The Benson/Delevigne timeline began on the set of Her Smell in 2018 and was confirmed June, 2019. The public tiptoed with them as they dove into a relationship concealed behind closed doors, the kind where straight people wonder if women are “really gay” or just “make out at a party drunk gay.” Benson radiated in her first public lesbian relationship, dressing to the ten’s and getting her partners initials tattooed on her rib cage. Delevingne gushed about her in public. For me, this was the push I needed to fully explore my queerness alongside a childhood idol. I wanted to embrace what Benson embraced two years prior, but never had the courage to let go and give in to love that was liberating — until finally, I did.

I met Ana shortly before the Benson and Delevigne breakup and watched us unfold as they diminished, the Pretty Little Liars star downgrading (in my personal opinion) to a rapper who’s a five, at best.

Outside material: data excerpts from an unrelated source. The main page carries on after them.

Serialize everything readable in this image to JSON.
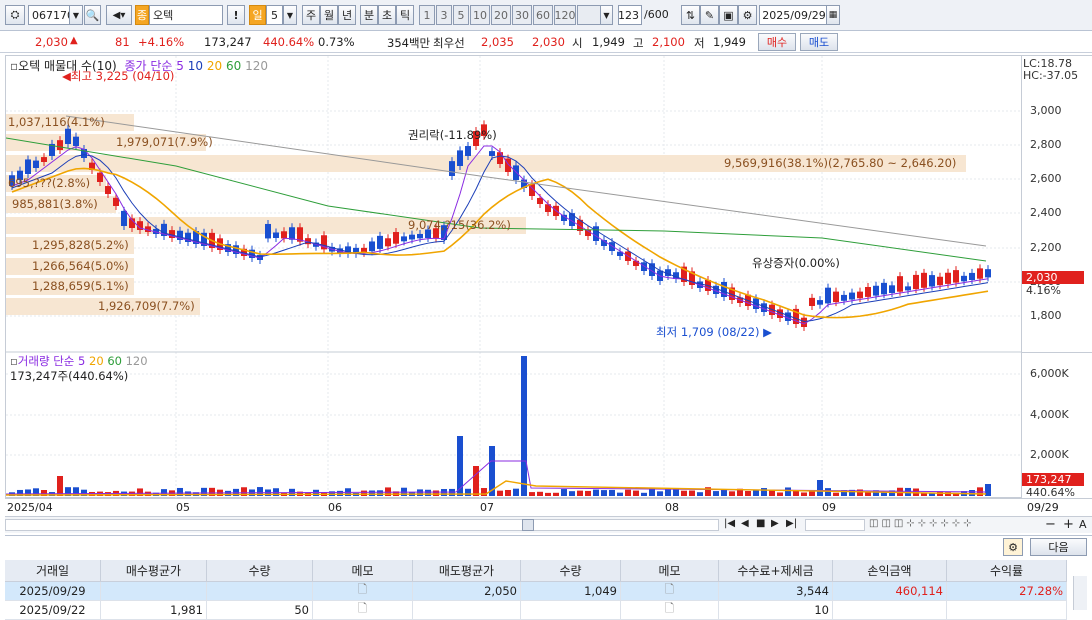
{
  "toolbar": {
    "code": "067170",
    "stock_name": "오텍",
    "stock_tag": "종",
    "period_day": "일",
    "period_num": "5",
    "periods": [
      "주",
      "월",
      "년",
      "분",
      "초",
      "틱"
    ],
    "ticks": [
      "1",
      "3",
      "5",
      "10",
      "20",
      "30",
      "60",
      "120"
    ],
    "count": "123",
    "total": "/600",
    "date": "2025/09/29"
  },
  "quote": {
    "price": "2,030",
    "change": "81",
    "change_pct": "+4.16%",
    "volume": "173,247",
    "volume_ratio": "440.64%",
    "turnover": "0.73%",
    "amount": "354백만",
    "best_label": "최우선",
    "ask": "2,035",
    "bid": "2,030",
    "open_label": "시",
    "open": "1,949",
    "high_label": "고",
    "high": "2,100",
    "low_label": "저",
    "low": "1,949",
    "buy": "매수",
    "sell": "매도"
  },
  "price_chart": {
    "legend_name": "오텍 매물대 수(10)",
    "ma_label": "종가 단순",
    "ma_periods": [
      "5",
      "10",
      "20",
      "60",
      "120"
    ],
    "lc": "LC:18.78",
    "hc": "HC:-37.05",
    "high_note": "최고 3,225 (04/10)",
    "low_note": "최저 1,709 (08/22)",
    "rights_note": "권리락(-11.89%)",
    "capital_note": "유상증자(0.00%)",
    "band_labels": [
      "1,037,116(4.1%)",
      "1,979,071(7.9%)",
      "695,???(2.8%)",
      "985,881(3.8%)",
      "9,569,916(38.1%)(2,765.80 ~ 2,646.20)",
      "9,074,?15(36.2%)",
      "1,295,828(5.2%)",
      "1,266,564(5.0%)",
      "1,288,659(5.1%)",
      "1,926,709(7.7%)"
    ],
    "y_ticks": [
      "3,000",
      "2,800",
      "2,600",
      "2,400",
      "2,200",
      "2,000",
      "1,800"
    ],
    "price_tag": "2,030",
    "pct_tag": "4.16%"
  },
  "volume_chart": {
    "label": "거래량",
    "ma_label": "단순",
    "ma_periods": [
      "5",
      "20",
      "60",
      "120"
    ],
    "current": "173,247주(440.64%)",
    "y_ticks": [
      "6,000K",
      "4,000K",
      "2,000K"
    ],
    "vol_tag": "173,247",
    "pct_tag": "440.64%"
  },
  "x_axis": [
    "2025/04",
    "05",
    "06",
    "07",
    "08",
    "09",
    "09/29"
  ],
  "table": {
    "next": "다음",
    "headers": [
      "거래일",
      "매수평균가",
      "수량",
      "메모",
      "매도평균가",
      "수량",
      "메모",
      "수수료+제세금",
      "손익금액",
      "수익률"
    ],
    "rows": [
      [
        "2025/09/29",
        "",
        "",
        "",
        "2,050",
        "1,049",
        "",
        "3,544",
        "460,114",
        "27.28%"
      ],
      [
        "2025/09/22",
        "1,981",
        "50",
        "",
        "",
        "",
        "",
        "10",
        "",
        ""
      ]
    ]
  },
  "colors": {
    "up": "#e0211d",
    "down": "#1a4fd0",
    "band": "#f7e6d2",
    "ma5": "#8a2be2",
    "ma10": "#1c3fb8",
    "ma20": "#f0a500",
    "ma60": "#2e9e3a",
    "ma120": "#999999"
  }
}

We exchanged kisses, then exchanged articles on who would get Benson and Delevigne’s infamous “sex chair.” Benson laid out a dynasty I would build upon, with my own smoking hot girlfriend I will also one day buy a sex chair with.

Her journey precedes mine — a map I used to reference for my own path forward. But now that map is lost; it belongs to her, not to me. I’ll never backslide into who I was when I dated a white rapper and watched trash television with him on a futon in college, but I still watch trash television. I still own a futon. How do I know I won’t fall into everything I knew before I was gay? Before I saw Benson kissing G-Eazy in People Magazine? Seeing a cis-het relationship will never diminish what I know, but it does spark fear. How do I know I won’t return to the same slimy lips I set mine upon when I was 19?

I guess it’s time to begin drawing my own map.

Breakups That Broke Us is a weekly column about the failed celebrity relationships that convinced us love is dead.